MathNya / umya-spreadsheet

A pure rust library for reading and writing spreadsheet files
MIT License
298 stars 47 forks source link

CPU Utilization and Memory Issues #233

Open BharathIO opened 1 month ago

BharathIO commented 1 month ago

Hi, while reading and writing excel file, CPU utilization is going peek to more than 100% and RAM memory consumption is going beyond 1 GB. Can you please check and do the needful.

Attaching Excel template.

Steps to reproduce:

  1. Use below attached XLSX file and read using umya_spreadsheet::reader::xlsx::lazy_read
  2. After reading, try copying row-2 and create 5 to 6 rows
  3. Observe memory and cpu utilization, is is going peek

Vendor_Details.xlsx

MathNya commented 1 month ago

@BharathIO Thank you for contacting us.
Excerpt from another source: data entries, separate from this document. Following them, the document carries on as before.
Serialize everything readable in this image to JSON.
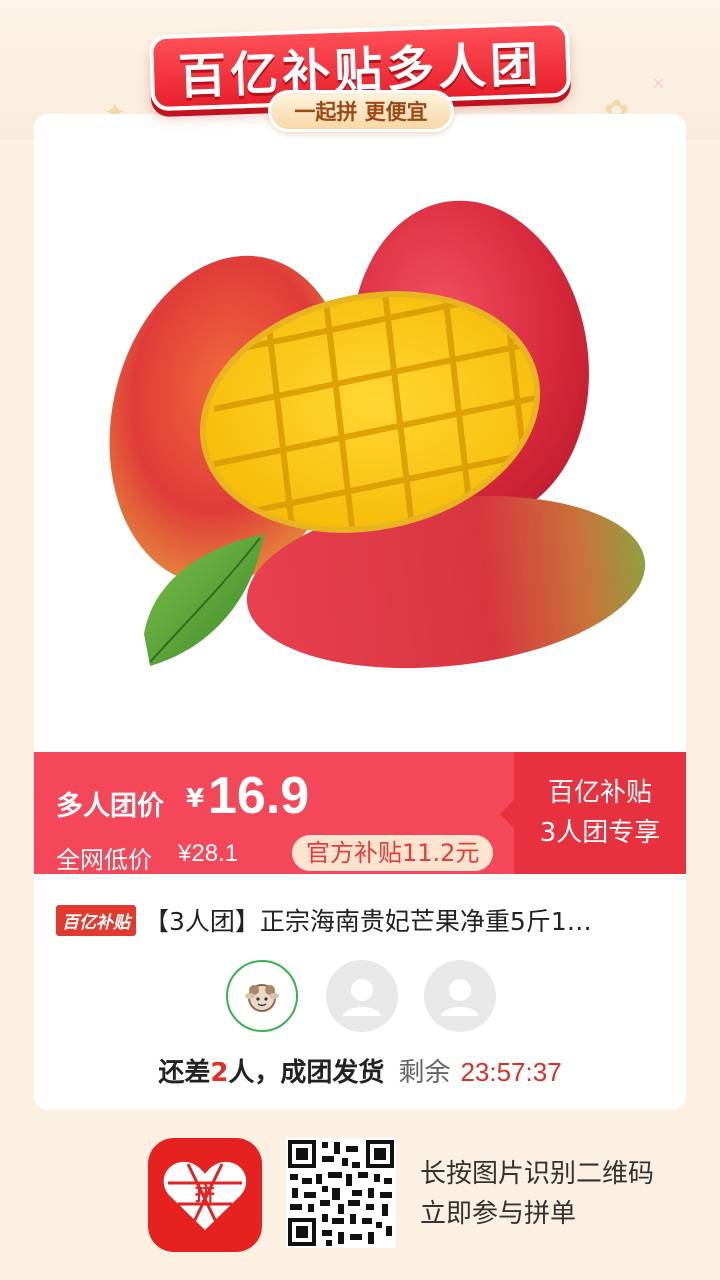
{
  "banner": {
    "title": "百亿补贴多人团",
    "subtitle": "一起拼 更便宜"
  },
  "price": {
    "group_label": "多人团价",
    "currency": "¥",
    "value": "16.9",
    "market_label": "全网低价",
    "market_price": "¥28.1",
    "subsidy": "官方补贴11.2元",
    "side_line1": "百亿补贴",
    "side_line2": "3人团专享"
  },
  "product": {
    "brand_tag": "百亿补贴",
    "title": "【3人团】正宗海南贵妃芒果净重5斤1…"
  },
  "status": {
    "prefix": "还差",
    "need": "2",
    "suffix": "人，成团发货",
    "remain_label": "剩余",
    "countdown": "23:57:37"
  },
  "footer": {
    "line1": "长按图片识别二维码",
    "line2": "立即参与拼单",
    "logo_char": "拼"
  },
  "colors": {
    "accent": "#f4485a",
    "accent_dark": "#e8313f",
    "brand_red": "#e02e24",
    "member_ring": "#37b24d"
  },
  "icons": {
    "sparkle": "sparkle-icon",
    "user_placeholder": "user-placeholder-icon",
    "mango": "mango-product-image",
    "app": "pinduoduo-logo"
  }
}
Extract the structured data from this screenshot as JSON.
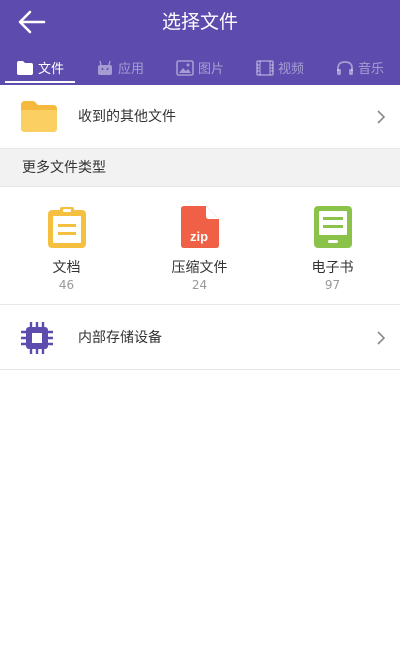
{
  "header": {
    "title": "选择文件"
  },
  "tabs": [
    {
      "label": "文件",
      "icon": "folder-icon",
      "active": true
    },
    {
      "label": "应用",
      "icon": "app-icon",
      "active": false
    },
    {
      "label": "图片",
      "icon": "image-icon",
      "active": false
    },
    {
      "label": "视频",
      "icon": "video-icon",
      "active": false
    },
    {
      "label": "音乐",
      "icon": "headphones-icon",
      "active": false
    }
  ],
  "received": {
    "label": "收到的其他文件",
    "icon": "folder-icon"
  },
  "more_types": {
    "title": "更多文件类型",
    "items": [
      {
        "name": "文档",
        "count": "46",
        "icon": "document-icon"
      },
      {
        "name": "压缩文件",
        "count": "24",
        "icon": "zip-icon",
        "icon_text": "zip"
      },
      {
        "name": "电子书",
        "count": "97",
        "icon": "ebook-icon"
      }
    ]
  },
  "storage": {
    "label": "内部存储设备",
    "icon": "chip-icon"
  },
  "colors": {
    "primary": "#5d4cae",
    "folder": "#f9c74f",
    "doc": "#f5c040",
    "zip": "#ef6046",
    "ebook": "#8bc34a",
    "chip": "#5d4cae"
  }
}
We will investigate.

BharathIO commented 1 month ago

One more point i observed.

Whenever we try to create new row / modify existing cell value CPU utilization is going peek into 99% and so on.

Ex: new_book.insert_new_row("Sheet1", &3, &1);

BharathIO commented 1 month ago

I appreciate if you can share what all the functions i can use to read/write using lazy.

Ex: let mut new_book = umya_spreadsheet::reader::xlsx::lazy_read(path1).unwrap();

Above lazy_read somehow did not eat memory/ more cpu

schungx commented 1 month ago

One more point i observed.

Whenever we try to create new row / modify existing cell value CPU utilization is going peek into 99% and so on.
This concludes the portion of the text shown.